OBJECTIVE: Nonadherence to medication is present in at least 50% of patients with apparent treatment-resistant hypertension. We examined the factors associated with nonadherence as detected by a liquid chromatography-tandem mass spectrometry (LC-MS/MS)-based urine antihypertensive drug assay.
METHODS: All urine antihypertensive test results, carried out for uncontrolled hypertension (BP persistently >140/90 mmHg) between January 2015 and December 2016 at a single toxicology laboratory were analysed. Drugs detected were compared with the antihypertensive drugs prescribed. Patients were classified as adherent (all drugs detected), partially nonadherent (at least one prescribed drug detected) or completely nonadherent (no drugs detected). Demographic and clinical parameters were compared between the adherent and nonadherent groups. Binary logistic regression analysis was performed to determine association between nonadherence and demographic and clinical factors.

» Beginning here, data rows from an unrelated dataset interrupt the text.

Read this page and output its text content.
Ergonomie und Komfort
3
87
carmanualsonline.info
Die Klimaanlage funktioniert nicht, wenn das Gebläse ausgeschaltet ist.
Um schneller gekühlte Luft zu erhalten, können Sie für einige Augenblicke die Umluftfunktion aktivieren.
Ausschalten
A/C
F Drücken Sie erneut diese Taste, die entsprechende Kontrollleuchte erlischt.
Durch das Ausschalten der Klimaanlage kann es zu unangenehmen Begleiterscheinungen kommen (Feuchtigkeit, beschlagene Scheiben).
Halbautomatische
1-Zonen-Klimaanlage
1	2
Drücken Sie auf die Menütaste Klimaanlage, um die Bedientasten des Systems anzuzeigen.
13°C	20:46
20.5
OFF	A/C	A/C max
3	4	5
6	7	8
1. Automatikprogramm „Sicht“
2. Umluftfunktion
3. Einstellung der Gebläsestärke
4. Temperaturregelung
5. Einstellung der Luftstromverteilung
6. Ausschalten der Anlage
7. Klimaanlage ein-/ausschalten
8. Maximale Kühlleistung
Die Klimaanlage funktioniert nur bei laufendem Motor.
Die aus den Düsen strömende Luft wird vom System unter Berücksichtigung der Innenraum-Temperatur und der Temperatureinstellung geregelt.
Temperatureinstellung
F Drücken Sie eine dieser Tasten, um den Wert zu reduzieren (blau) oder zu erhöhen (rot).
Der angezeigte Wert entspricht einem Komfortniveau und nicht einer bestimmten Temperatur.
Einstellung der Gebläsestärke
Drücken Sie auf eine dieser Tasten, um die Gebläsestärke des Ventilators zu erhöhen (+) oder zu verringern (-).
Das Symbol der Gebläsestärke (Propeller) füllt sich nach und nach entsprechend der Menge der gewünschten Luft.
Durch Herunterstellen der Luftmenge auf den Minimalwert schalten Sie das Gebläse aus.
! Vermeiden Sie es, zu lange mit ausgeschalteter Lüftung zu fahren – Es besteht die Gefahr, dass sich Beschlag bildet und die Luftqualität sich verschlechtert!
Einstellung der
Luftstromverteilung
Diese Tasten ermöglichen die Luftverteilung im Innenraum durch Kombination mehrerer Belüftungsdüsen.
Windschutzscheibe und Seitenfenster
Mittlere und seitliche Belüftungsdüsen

RESULTS: Data on 300 patients from nine hypertension centres across the United Kingdom were analysed. The median age was 59 years, 47% women, 71% Caucasian, median clinic BP was 176/95 mmHg and the median number of antihypertensive drugs prescribed was four. One hundred and sixty-six (55%) were nonadherent to prescribed medication with 20% of these being completely nonadherent. Nonadherence to antihypertensive medication was independently associated with younger age, female sex, number of antihypertensive drugs prescribed, total number of all medications prescribed (total pill burden) and prescription of a calcium channel blocker.
CONCLUSION: This LC-MS/MS urine analysis-based study suggests the majority of patients with apparent treatment-resistant hypertension are nonadherent to prescribed treatment. Factors that are associated with nonadherence, particularly pill burden, should be taken into account while treating these patients.